Since Medicaid purchases a very large number of medications each year – and is a federal entity – it is guaranteed a rebate based on a formula that links the average manufacturers’ price and the best price. The specific amount of the rebate varies based on the type of drug and the size of the difference between the two prices.
Given the massive volume of transactions with Medicaid, there is a strong financial incentive for companies to falsely report prices to Medicaid in order to earn more money and part with less of it through their rebates to federal and state governments. To prevent this type of fraud, the federal government has established strong criminal and civil penalties for best price fraud.
Under a federal law known as the False Claims Act, whistleblowers are incentivized to report fraud that impacts the government’s finances to appropriate authorities. The Department of Justice is empowered to investigate whistleblower allegations and can pursue civil lawsuits to recoup the amount that was fraudulently obtained – and a multiple of that amount as a penalty for misconduct. In 2012, a multinational pharmaceutical company paid $300 million to settle a case resulting from best price rule fraud.
The criminal charges that result from best price fraud are also very serious.

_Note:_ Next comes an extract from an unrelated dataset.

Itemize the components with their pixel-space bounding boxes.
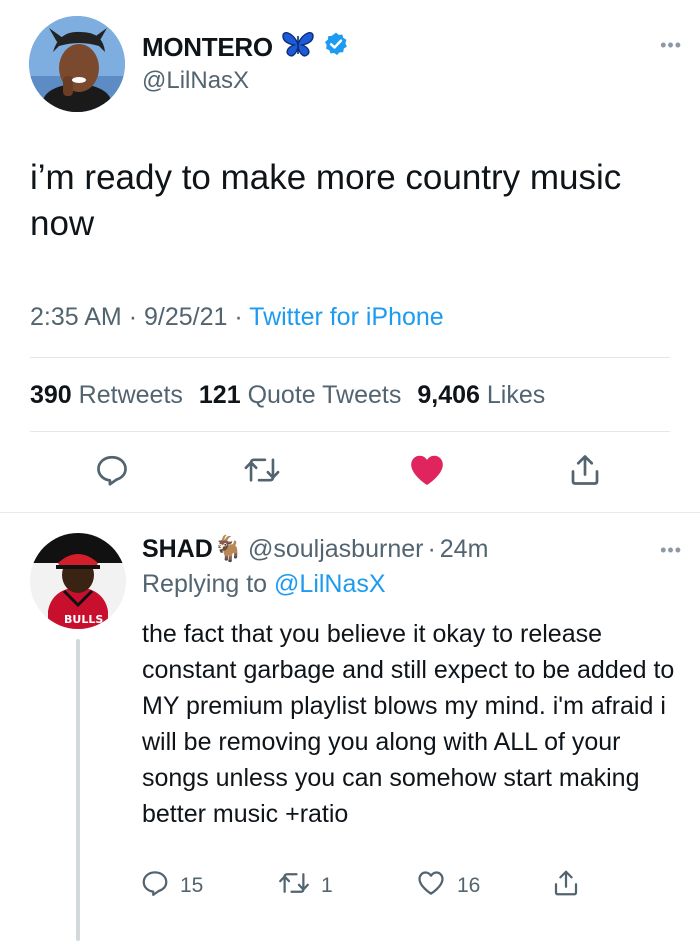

Individuals who knowingly submitted false information about prices to Medicaid can be charged with a variety of federal crimes, including making false statements, wire fraud, mail fraud, and several charges that relate specifically to defrauding health coverage programs.
Penalties for these criminal charges can vary, but wire fraud charges alone often result in sentences of up to 30 years in prison and fines of up to $1 million. Indictments on best price fraud cases typically involve multiple counts; if convicted on all of them, defendants can effectively face a sentence of life imprisonment.
If you, your business, or a loved one are being investigated for or facing charges of best price rule fraud, it is very important that you retain a criminal defense attorney immediately. The thicket of rules surrounding Medicaid and the pharmaceutical industry is very complex and requires an experienced attorney to help make sense of the case and applicable laws.
A qualified defense lawyer can prepare you and your business for an investigation, ensuring that your legal rights are protected. If you ultimately face criminal charges, a criminal defense attorney can work with prosecutors to strike a plea agreement that reduces your criminal liability and limits the sentence you might face. If all else fails, they can also present a vigorous defense before a judge and jury.